Hitzige Debatte über ein "Zweckentfremdungsverbot" für Wohnraum

Der Hauseigentümerverein Haus & Grund sieht hinter dem Vorschlag des Stuttgarter OBs Fritz Kuhn ein wahltaktisches Manöver.

29.09.2015 UPDATE: 30.09.2015 06:00 Uhr 1 Minute, 31 Sekunden

Der Stuttgarter Oberbürgermeister Fritz Kuhn (Grüne). Foto: dpa

Von Julia Giertz und Bettina Grachtrup

Stuttgart. Angesichts des Flüchtlingsstroms in den ohnehin angespannten Wohnungsmarkt Baden-Württembergs greifen Kommunen zu scharfen Mitteln, um die Wohnungsnot zu lindern. Für hitzige Diskussionen sorgt der Vorstoß des grünen Stuttgarter Oberbürgermeisters Fritz Kuhn für ein Zweckentfremdungsverbot für Wohnraum. Er hat gute Chancen, dafür im Gemeinderat der Landeshauptstadt eine Mehrheit zu finden.

Befürworter wie Gegner dieses 2013 von Grün-Rot ermöglichten Instruments beziehen sich auf das Grundgesetz. So verweisen Kuhn und sein Parteifreund Ministerpräsident Winfried Kretschmann auf den zweiten Absatz des Artikels 14, in dem es heißt: "Eigentum verpflichtet." Gegner der Regelung, wonach grundloser Leerstand mit Bußgeldern von bis zu 50 000 Euro geahndet werden kann, wie der Verein der Hauseigentümer und der CDU-Bundestagsabgeordnete Thomas Bareiß akzentuieren den ersten Absatz. Dieser gewährleistet Eigentum und Erbrecht.
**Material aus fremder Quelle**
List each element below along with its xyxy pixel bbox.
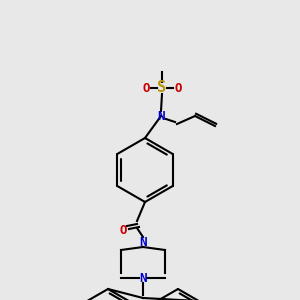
Text: O: O	[174, 82, 182, 94]
Text: N: N	[139, 272, 147, 284]
Text: O: O	[142, 82, 150, 94]
Text: S: S	[158, 80, 166, 95]
Text: N: N	[157, 110, 165, 122]
Text: O: O	[119, 224, 127, 236]
Text: N: N	[139, 236, 147, 248]
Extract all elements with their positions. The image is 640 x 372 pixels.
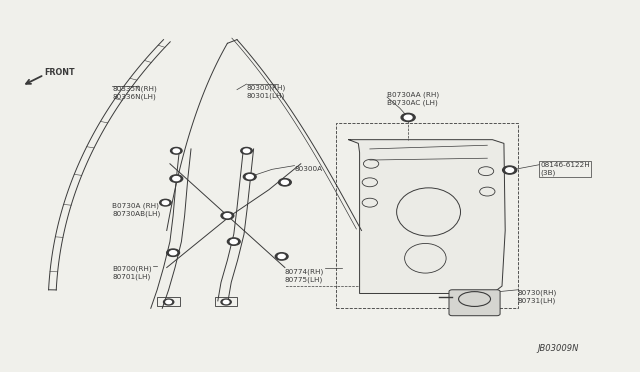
FancyBboxPatch shape: [449, 290, 500, 316]
Circle shape: [221, 212, 234, 219]
Text: B0730A (RH)
80730AB(LH): B0730A (RH) 80730AB(LH): [113, 203, 161, 217]
Circle shape: [221, 299, 231, 305]
Bar: [214, 297, 237, 307]
Circle shape: [224, 214, 231, 218]
Circle shape: [170, 175, 182, 182]
Circle shape: [278, 179, 291, 186]
Circle shape: [404, 115, 412, 120]
Circle shape: [223, 300, 229, 304]
Text: 80335N(RH)
80336N(LH): 80335N(RH) 80336N(LH): [113, 86, 157, 100]
Circle shape: [173, 177, 180, 181]
Circle shape: [230, 240, 237, 244]
Text: B0700(RH)
80701(LH): B0700(RH) 80701(LH): [113, 266, 152, 280]
Text: 80730(RH)
80731(LH): 80730(RH) 80731(LH): [518, 290, 557, 304]
Circle shape: [246, 175, 253, 179]
Bar: [336, 123, 518, 308]
Text: 80300(RH)
80301(LH): 80300(RH) 80301(LH): [246, 84, 286, 99]
Circle shape: [227, 238, 240, 245]
Bar: [157, 297, 179, 307]
Circle shape: [170, 251, 177, 255]
Text: 80774(RH)
80775(LH): 80774(RH) 80775(LH): [285, 268, 324, 283]
Circle shape: [502, 166, 516, 174]
Circle shape: [167, 249, 179, 256]
Circle shape: [506, 168, 513, 172]
Circle shape: [243, 149, 250, 153]
Text: JB03009N: JB03009N: [537, 344, 579, 353]
Circle shape: [275, 253, 288, 260]
Text: 80300A: 80300A: [294, 166, 323, 171]
Circle shape: [163, 201, 168, 205]
Circle shape: [160, 199, 172, 206]
Polygon shape: [349, 140, 505, 294]
Circle shape: [173, 149, 179, 153]
Ellipse shape: [459, 292, 490, 307]
Circle shape: [278, 254, 285, 259]
Circle shape: [401, 113, 415, 122]
Circle shape: [166, 300, 172, 304]
Circle shape: [243, 173, 256, 180]
Circle shape: [282, 180, 289, 185]
Circle shape: [171, 147, 182, 154]
Text: B0730AA (RH)
B0730AC (LH): B0730AA (RH) B0730AC (LH): [387, 92, 439, 106]
Text: FRONT: FRONT: [44, 68, 75, 77]
Text: 08146-6122H
(3B): 08146-6122H (3B): [540, 162, 590, 176]
Circle shape: [164, 299, 173, 305]
Circle shape: [241, 147, 252, 154]
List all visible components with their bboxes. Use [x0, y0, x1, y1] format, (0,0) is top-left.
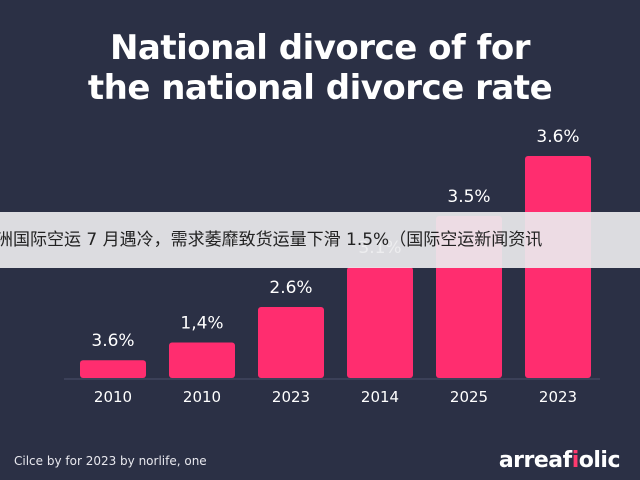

Zudem bemängeln sie, dass das Verbot dem "Schnüffelstaat" und einem "Bespitzelungssystem" Vorschub leiste. FDP-Fraktionschef Hans-Ulrich Rülke sprach mit Blick auf die von Kuhn angedrohten "Zwangsmaßnahmen" von einer "linken Panikreaktion aus Hausbesetzerzeiten".

Der Hauseigentümerverein Haus & Grund sieht hinter dem Vorschlag Kuhns ein wahltaktisches Manöver. "Er ist ein von den Leuten aus der Landesregierung Getriebener", sagte der Geschäftsführer Ulrich Wecker. Dabei nehme er die Spaltung der Stadtgesellschaft in Kauf, anstatt als Oberbürgermeister für Ausgleich zu sorgen. Der "Überraschungscoup" löst aus Vereinssicht die Probleme nicht. Denn die Leerstandsquote habe sich in der Landeshauptstadt seit 2011 überdurchschnittlich verringert. Anders als von Kuhn behauptet, stünden nicht 3000, sondern nur 1000 Wohnungen leer. Pikant sei, dass ausgerechnet Wohnungen im Eigentum von Bund oder Land zu zehn Prozent freistünden. "OB Kuhn sollte deswegen erst vor der eigenen Haustüre kehren, bevor er anfängt, private Eigentümer zu kriminalisieren", sagte Vereinschef Klaus Lang.

Dem hielt Kretschmann entgegen: "Der Eingriff, dass man mit seinem Wohneigentum Geld verdient, in dem man es vermietet, ist nicht gerade der schlimmste Anschlag auf die Freiheit des Einzelnen, über sein Eigentum zu verfügen."

Doch wie stellt sich die Lage dar? Nach Daten des Statistischen Landesamtes aus dem Jahr 2011 steht Baden-Württemberg mit einer Leerstandsquote von 4,2 Prozent im Vergleich zu den ostdeutschen Bundesländern gut da, aber verglichen mit den Westländern ist der Wert relativ hoch. Schlechter sind nur noch Rheinland-Pfalz (4,5 Prozent) und das Saarland (5,8 Prozent). Stuttgart kam auf eine Leerstandsquote von 3,7 Prozent.

Unterdessen wurde bekannt, dass die Gemeinde Eschbach (Kreis Breisgau-Hochschwarzwald) einer Mieterin kündigte, um Flüchtlinge unterzubringen. Die 56 Jahre alte Frau wohnt seit 23 Jahren in der gemeindeeigenen Wohnung.